Veiligheidsgevoel maakt pas op de plaats
Gevoel van veiligheid niet toegenomen
Nederlanders hebben de afgelopen jaren geleidelijk minder last gekregen van criminaliteit. Eind 2008 gaf één op de vier Nederlanders aan in de daaraan voorafgaande twaalf maanden hiervan slachtoffer te zijn geweest; in 2005 was dit nog bijna één op de drie. Een kwart van de bevolking voelde zich eind 2008 wel eens onveilig. Hiermee zet de na 2005 ingezette daling van het gevoel van onveiligheid niet verder door. Dit zijn enkele resultaten uit de nieuwe Integrale Veiligheidsmonitor (IVM) van het Centraal Bureau voor de Statistiek en de ministeries van Binnenlandse Za-ken en Koninkrijksrelaties en Justitie die op 31 maart zijn gepubliceerd.

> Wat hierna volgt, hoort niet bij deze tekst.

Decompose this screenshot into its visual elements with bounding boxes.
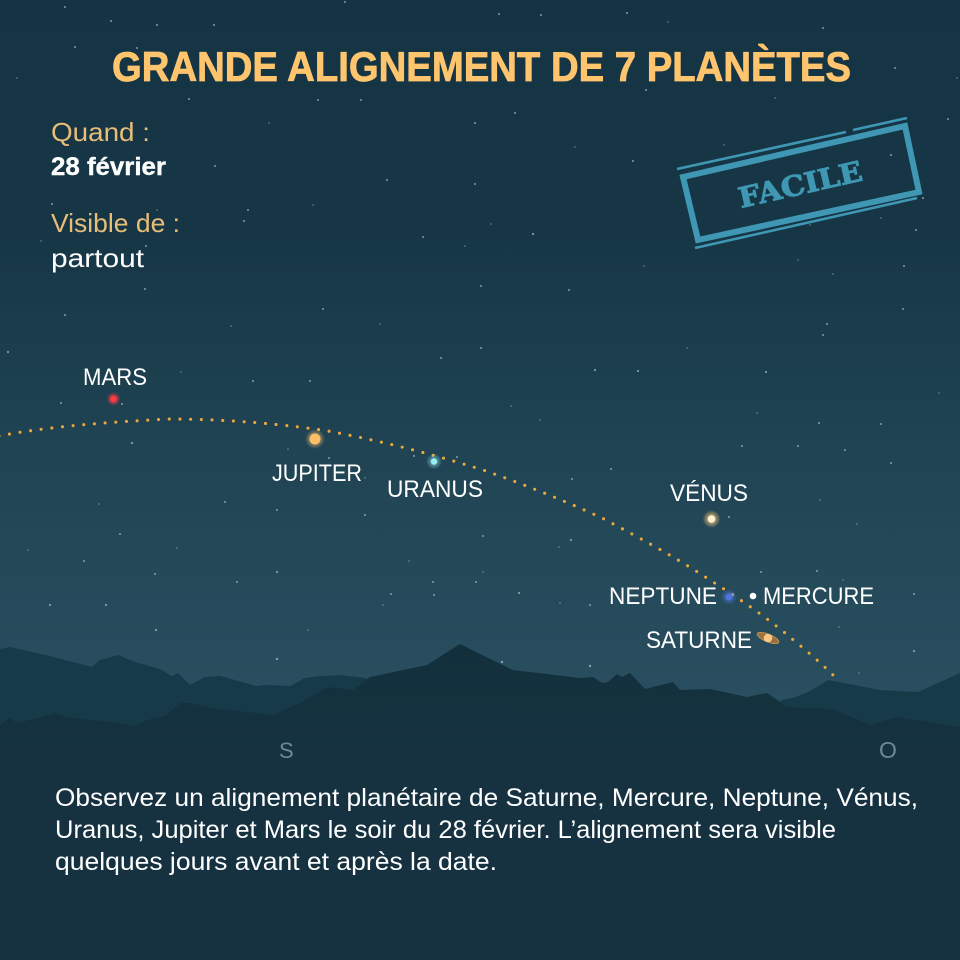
label: Mercury: MERCURE (763, 583, 874, 610)
planet: Uranus (426, 454, 442, 470)
faint stars (16, 21, 958, 674)
planet: Venus (702, 510, 720, 528)
stamp frame (683, 126, 919, 240)
planet: Saturn (756, 630, 780, 646)
title: GRANDE ALIGNEMENT DE 7 PLANÈTES (112, 43, 851, 90)
mountains: back range (0, 647, 960, 760)
label: Saturn: SATURNE (646, 627, 752, 654)
stamp outer lines (677, 118, 917, 248)
mountains: front range (0, 644, 960, 770)
value: date: 28 février (51, 153, 166, 181)
planet: Mars (106, 392, 120, 406)
planet: Jupiter (305, 429, 325, 449)
label: Quand: Quand : (51, 117, 150, 147)
label: Neptune: NEPTUNE (609, 583, 717, 610)
stamp word: FACILE (735, 155, 865, 215)
description text: Uranus, Jupiter et Mars le soir du 28 février. L’alignement sera visible (55, 816, 836, 844)
compass: south: S (279, 738, 294, 763)
description text: Observez un alignement planétaire de Saturne, Mercure, Neptune, Vénus, (55, 784, 918, 812)
value: everywhere: partout (51, 243, 145, 273)
label: Venus: VÉNUS (670, 480, 748, 507)
bottom band (0, 745, 960, 960)
ecliptic dotted path (0, 419, 834, 676)
info block: when (51, 117, 166, 181)
description text (55, 784, 918, 876)
bright stars (7, 1, 949, 667)
compass: west: O (879, 737, 897, 763)
planet: Neptune (721, 589, 737, 605)
label: Uranus: URANUS (387, 476, 483, 503)
label: Mars: MARS (83, 364, 147, 391)
label: Jupiter: JUPITER (272, 460, 362, 487)
description text: quelques jours avant et après la date. (55, 848, 497, 876)
info block: visible from (51, 208, 180, 273)
label: Visible de: Visible de : (51, 208, 180, 238)
stamp: difficulty (677, 118, 919, 248)
planet: Mercury (750, 593, 756, 599)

Naar een integrale meting van veiligheidsbeleving
De Veiligheidsmonitor is een grootschalig onderzoek naar de gevoelens van (on)veiligheid bij de bevolking. Ook de leefbaarheid in de buurt, buurtproblemen, slachtofferschap, aangiftegedrag, respectloos gedrag, de beoordeling van het gemeentelijke veiligheidsbeleid en het functioneren van de politie worden gemeten. De Veiligheidsmonitor is gestart in 2008 en het onderzoek zal jaarlijks terugkeren. Voorheen werden verschillende meetinstrumenten voor de veiligheidssituatie naast elkaar gebruikt; de Politiemonitor Bevolking, het Permanent Onderzoek Leefsituatie van het CBS en de Leefbaarheid- en Veiligheidsenquête voor het grote stedenbeleid. De Veiligheidsmonitor is ontstaan uit de samenvoeging van deze instrumenten.
Opzet Veiligheidsmonitor
Het meetinstrument van de Veiligheidsmonitor is een grootschalige enquête onder de Nederlandse bevolking van 15 jaar en ouder. De landelijke enquête wordt jaarlijks in de periode van medio september tot eind december door het CBS uitgevoerd. Per veiligheidsregio worden 750 geslaagde enquêtes gerealiseerd. Met het doel de kosten te beperken en de respons te maximaliseren, worden verschillende methoden van ondervraging ingezet. Achtereenvolgens zijn dat: via internet, schriftelijk, telefonisch en eventueel face-to-face.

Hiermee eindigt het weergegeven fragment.